Another test called CA19.9 can sometimes be elevated in colorectal cancer when CEA is normal and may be useful to follow if CEA is not elevated. When both CEA and CA19.9 are normal for preoperative early-stage disease or postoperative relapsed local or metastatic disease, liquid biopsy may in the future offer a potential alternative as a tumor marker that can then be serially measured to detect disease clearance and relapse.
In this study, Konishi and colleagues retrospectively explored outcomes in a large cohort of patients with stage I to stage III colon cancer. The authors conclude that an elevated preoperative CEA is not a poor prognostic marker when it normalizes postoperatively, but it is a poor prognostic marker when it is elevated postoperatively. These conclusions from their data are certainly reasonable, expected and consistent with clinical experience.

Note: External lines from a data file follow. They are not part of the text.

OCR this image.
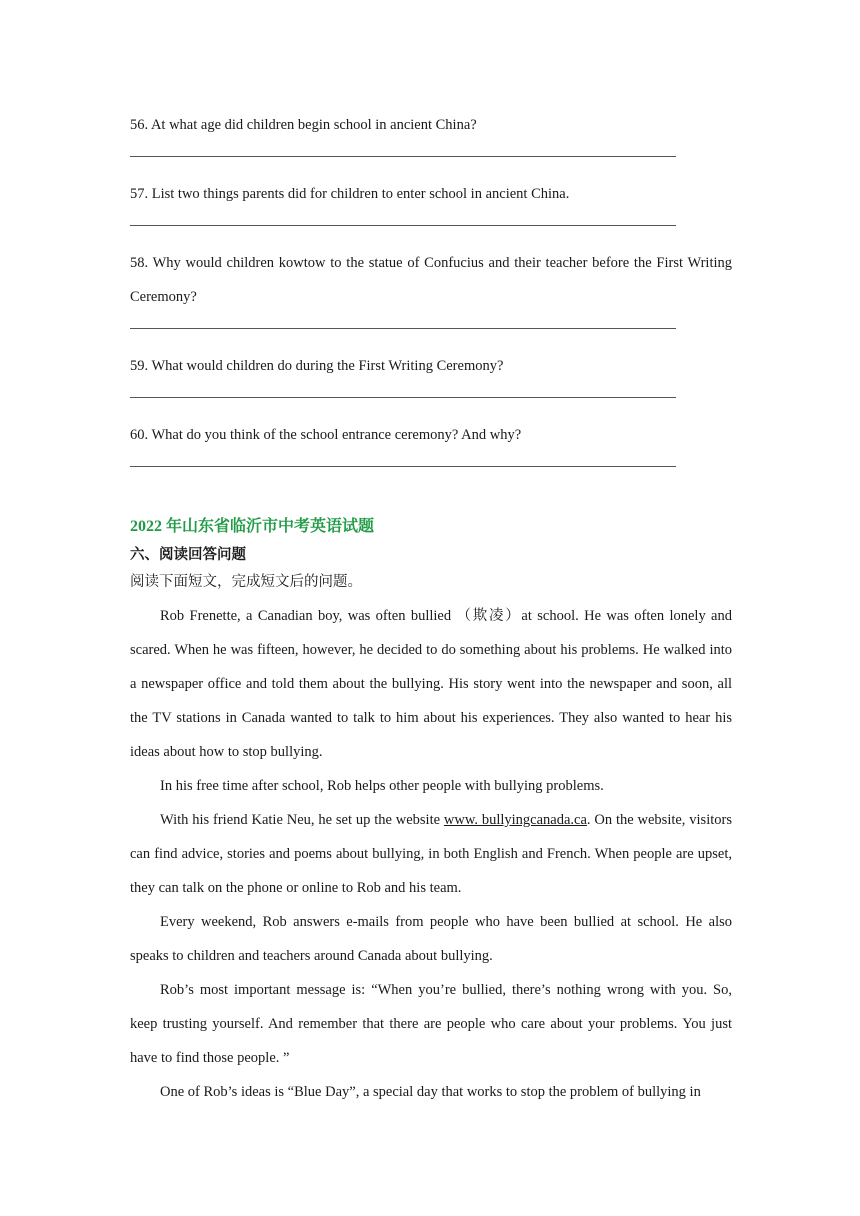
56. At what age did children begin school in ancient China?

57. List two things parents did for children to enter school in ancient China.

58. Why would children kowtow to the statue of Confucius and their teacher before the First Writing Ceremony?

59. What would children do during the First Writing Ceremony?

60. What do you think of the school entrance ceremony? And why?

2022 年山东省临沂市中考英语试题
六、阅读回答问题
阅读下面短文，完成短文后的问题。

Rob Frenette, a Canadian boy, was often bullied （欺凌）at school. He was often lonely and scared. When he was fifteen, however, he decided to do something about his problems. He walked into a newspaper office and told them about the bullying. His story went into the newspaper and soon, all the TV stations in Canada wanted to talk to him about his experiences. They also wanted to hear his ideas about how to stop bullying.

In his free time after school, Rob helps other people with bullying problems.

With his friend Katie Neu, he set up the website www. bullyingcanada.ca. On the website, visitors can find advice, stories and poems about bullying, in both English and French. When people are upset, they can talk on the phone or online to Rob and his team.

Every weekend, Rob answers e-mails from people who have been bullied at school. He also speaks to children and teachers around Canada about bullying.

Rob’s most important message is: “When you’re bullied, there’s nothing wrong with you. So, keep trusting yourself. And remember that there are people who care about your problems. You just have to find those people. ”

One of Rob’s ideas is “Blue Day”, a special day that works to stop the problem of bullying in
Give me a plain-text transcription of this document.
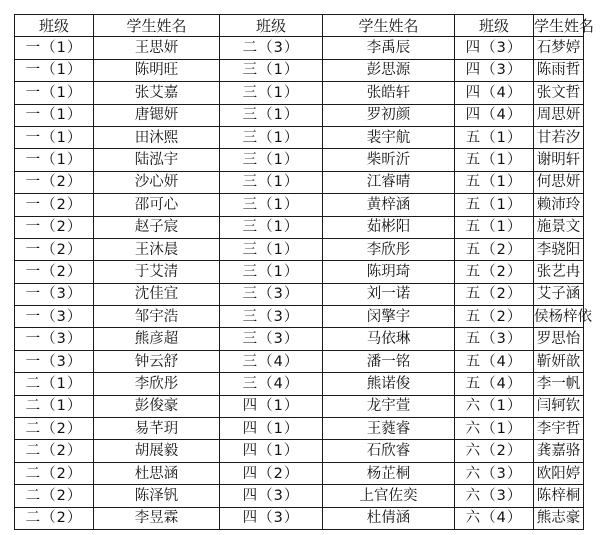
班级	学生姓名	班级	学生姓名	班级	学生姓名
一（1）	王思妍	二（3）	李禹辰	四（3）	石梦婷
一（1）	陈明旺	三（1）	彭思源	四（3）	陈雨哲
一（1）	张艾嘉	三（1）	张皓轩	四（4）	张文哲
一（1）	唐锶妍	三（1）	罗初颜	四（4）	周思妍
一（1）	田沐熙	三（1）	裴宇航	五（1）	甘若汐
一（1）	陆泓宇	三（1）	柴昕沂	五（1）	谢明轩
一（2）	沙心妍	三（1）	江睿晴	五（1）	何思妍
一（2）	邵可心	三（1）	黄梓涵	五（1）	赖沛玲
一（2）	赵子宸	三（1）	茹彬阳	五（1）	施景文
一（2）	王沐晨	三（1）	李欣彤	五（2）	李骁阳
一（2）	于艾清	三（1）	陈玥琦	五（2）	张艺冉
一（3）	沈佳宜	三（3）	刘一诺	五（2）	艾子涵
一（3）	邹宇浩	三（3）	闵擎宇	五（2）	侯杨梓依
一（3）	熊彦超	三（3）	马依琳	五（3）	罗思怡
一（3）	钟云舒	三（4）	潘一铭	五（4）	靳妍歆
二（1）	李欣彤	三（4）	熊诺俊	五（4）	李一帆
二（1）	彭俊豪	四（1）	龙宇萱	六（1）	闫轲钦
二（2）	易芊玥	四（1）	王蕤睿	六（1）	李宇哲
二（2）	胡展毅	四（1）	石欣睿	六（2）	龚嘉骆
二（2）	杜思涵	四（2）	杨芷桐	六（3）	欧阳婷
二（2）	陈泽钒	四（3）	上官佐奕	六（3）	陈梓桐
二（2）	李昱霖	四（3）	杜倩涵	六（4）	熊志豪
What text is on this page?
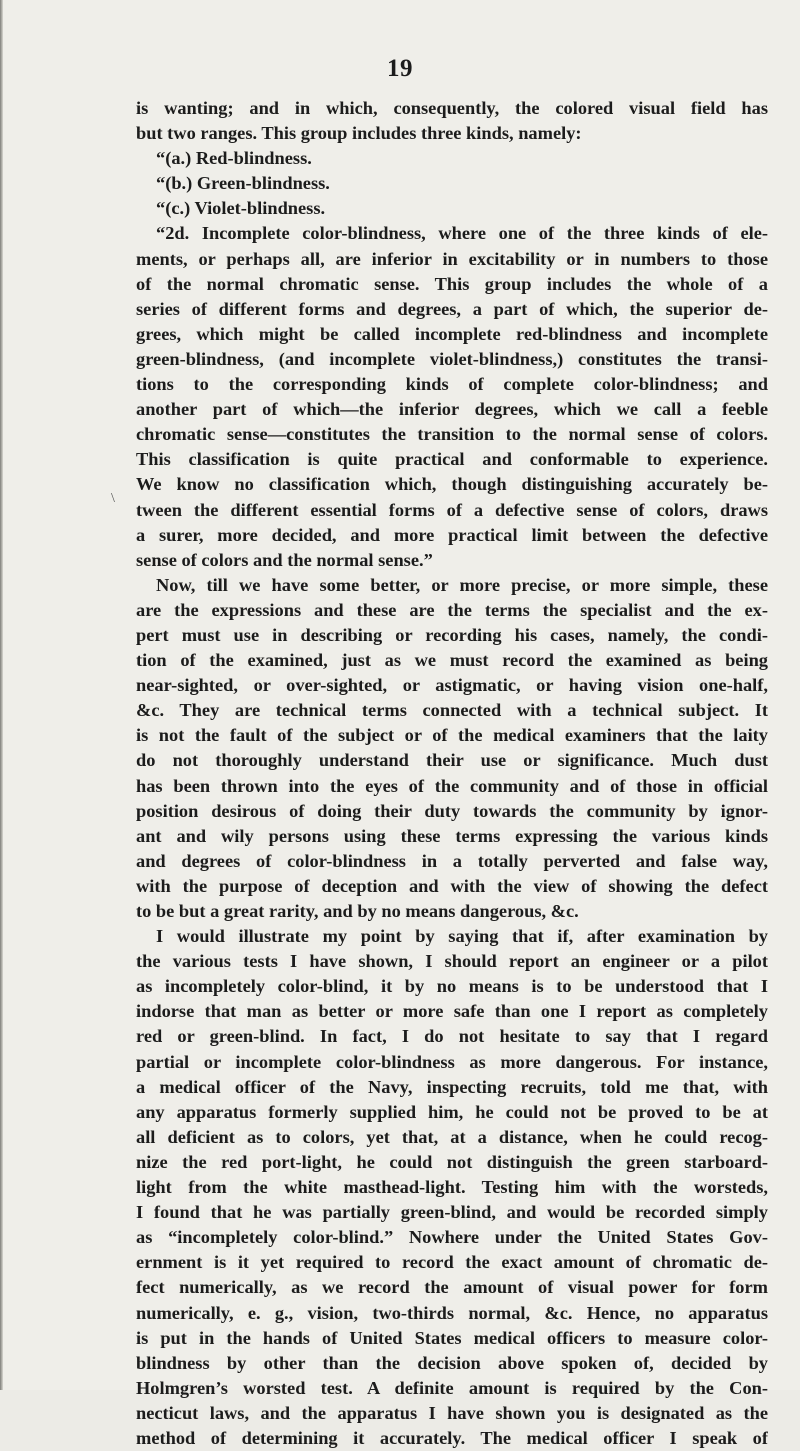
19
\
is wanting; and in which, consequently, the colored visual field has
but two ranges. This group includes three kinds, namely:
“(a.) Red-blindness.
“(b.) Green-blindness.
“(c.) Violet-blindness.
“2d. Incomplete color-blindness, where one of the three kinds of ele-
ments, or perhaps all, are inferior in excitability or in numbers to those
of the normal chromatic sense. This group includes the whole of a
series of different forms and degrees, a part of which, the superior de-
grees, which might be called incomplete red-blindness and incomplete
green-blindness, (and incomplete violet-blindness,) constitutes the transi-
tions to the corresponding kinds of complete color-blindness; and
another part of which—the inferior degrees, which we call a feeble
chromatic sense—constitutes the transition to the normal sense of colors.
This classification is quite practical and conformable to experience.
We know no classification which, though distinguishing accurately be-
tween the different essential forms of a defective sense of colors, draws
a surer, more decided, and more practical limit between the defective
sense of colors and the normal sense.”
Now, till we have some better, or more precise, or more simple, these
are the expressions and these are the terms the specialist and the ex-
pert must use in describing or recording his cases, namely, the condi-
tion of the examined, just as we must record the examined as being
near-sighted, or over-sighted, or astigmatic, or having vision one-half,
&c. They are technical terms connected with a technical subject. It
is not the fault of the subject or of the medical examiners that the laity
do not thoroughly understand their use or significance. Much dust
has been thrown into the eyes of the community and of those in official
position desirous of doing their duty towards the community by ignor-
ant and wily persons using these terms expressing the various kinds
and degrees of color-blindness in a totally perverted and false way,
with the purpose of deception and with the view of showing the defect
to be but a great rarity, and by no means dangerous, &c.
I would illustrate my point by saying that if, after examination by
the various tests I have shown, I should report an engineer or a pilot
as incompletely color-blind, it by no means is to be understood that I
indorse that man as better or more safe than one I report as completely
red or green-blind. In fact, I do not hesitate to say that I regard
partial or incomplete color-blindness as more dangerous. For instance,
a medical officer of the Navy, inspecting recruits, told me that, with
any apparatus formerly supplied him, he could not be proved to be at
all deficient as to colors, yet that, at a distance, when he could recog-
nize the red port-light, he could not distinguish the green starboard-
light from the white masthead-light. Testing him with the worsteds,
I found that he was partially green-blind, and would be recorded simply
as “incompletely color-blind.” Nowhere under the United States Gov-
ernment is it yet required to record the exact amount of chromatic de-
fect numerically, as we record the amount of visual power for form
numerically, e. g., vision, two-thirds normal, &c. Hence, no apparatus
is put in the hands of United States medical officers to measure color-
blindness by other than the decision above spoken of, decided by
Holmgren’s worsted test. A definite amount is required by the Con-
necticut laws, and the apparatus I have shown you is designated as the
method of determining it accurately. The medical officer I speak of
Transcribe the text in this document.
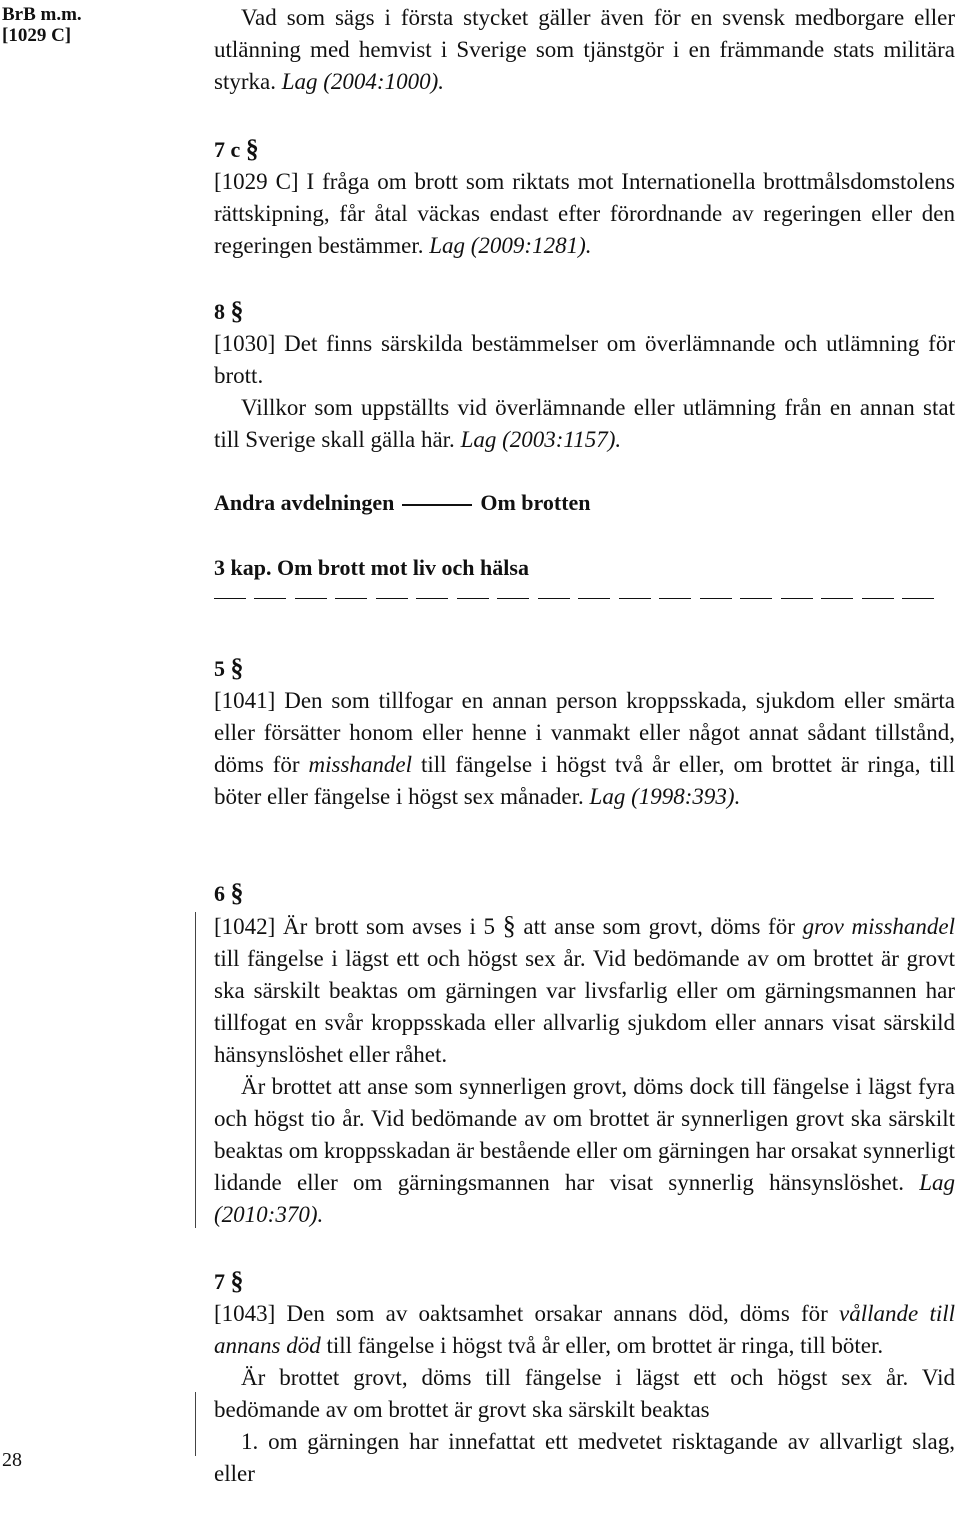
BrB m.m.
[1029 C]
Vad som sägs i första stycket gäller även för en svensk medborgare eller utlänning med hemvist i Sverige som tjänstgör i en främmande stats militära styrka. Lag (2004:1000).
7 c §

[1029 C] I fråga om brott som riktats mot Internationella brottmålsdomstolens rättskipning, får åtal väckas endast efter förordnande av regeringen eller den regeringen bestämmer. Lag (2009:1281).

8 §

[1030] Det finns särskilda bestämmelser om överlämnande och utlämning för brott.

Villkor som uppställts vid överlämnande eller utlämning från en annan stat till Sverige skall gälla här. Lag (2003:1157).

Andra avdelningen	Om brotten
3 kap. Om brott mot liv och hälsa
5 §

[1041] Den som tillfogar en annan person kroppsskada, sjukdom eller smärta eller försätter honom eller henne i vanmakt eller något annat sådant tillstånd, döms för misshandel till fängelse i högst två år eller, om brottet är ringa, till böter eller fängelse i högst sex månader. Lag (1998:393).

6 §

[1042] Är brott som avses i 5 § att anse som grovt, döms för grov misshandel till fängelse i lägst ett och högst sex år. Vid bedömande av om brottet är grovt ska särskilt beaktas om gärningen var livsfarlig eller om gärningsmannen har tillfogat en svår kroppsskada eller allvarlig sjukdom eller annars visat särskild hänsynslöshet eller råhet.

Är brottet att anse som synnerligen grovt, döms dock till fängelse i lägst fyra och högst tio år. Vid bedömande av om brottet är synnerligen grovt ska särskilt beaktas om kroppsskadan är bestående eller om gärningen har orsakat synnerligt lidande eller om gärningsmannen har visat synnerlig hänsynslöshet. Lag (2010:370).

7 §

[1043] Den som av oaktsamhet orsakar annans död, döms för vållande till annans död till fängelse i högst två år eller, om brottet är ringa, till böter.

Är brottet grovt, döms till fängelse i lägst ett och högst sex år. Vid bedömande av om brottet är grovt ska särskilt beaktas

1. om gärningen har innefattat ett medvetet risktagande av allvarligt slag, eller

28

The authors further advocate for routine measurement of postoperative, rather than preoperative, CEA. However, it is debatable whether preoperative CEA measurement is useful or not. The authors cite literature in which elevated preoperative CEA was infrequently associated with elevated CEA at relapse, and plenty of examples where elevated CEA at recurrence was associated with normal CEA preoperatively.
One of the limitations of the study, however, and reason clinicians may wish to keep checking preoperative CEA is that patients in the present study with stage I through stage III disease were grouped together. More data looking at the outcomes with CEA by stage in the three CEA groups is needed in the future with larger patient numbers to support the idea that preoperative CEA may not be warranted in stage II or stage III colorectal cancer. Otherwise such conclusions are premature. It would be expected that patients with stage I colon cancer may have undetectable CEA that may be elevated if the disease relapses with metastases. In practice, a normal preoperative CEA in stage III disease could signify that the tumor does not secrete CEA; so, with postoperative CEA measurements, clinicians should consider the possibility where measuring CEA postoperatively may not be sensitive to relapse. However, an elevated CEA in stage III preoperatively is useful to know, and it is useful for patients to know whether it normalized after surgery.
In advanced disease, CEA trends can be very helpful and can save patients precious time if progression is suspected so they can get scans earlier, or if trends are favorable, reduce the frequency of scans and reduce radiation exposure. Checking preoperative CEA in early stage II to stage III colorectal cancer is not useless and should not be discouraged or discontinued without more definitive evidence.
The choice is not so much preoperative vs. postoperative CEA because the test is inexpensive, but capturing the CEA value preoperatively, as well as postoperatively and subsequently during disease course, has value for disease status monitoring and early detection of relapse or progression.
Wafik S. El-Deiry, MD, PhD, FACP
HemOnc Today Editorial Board Member
Fox Chase Cancer Center
Disclosure: El-Deiry reports no relevant financial disclosures.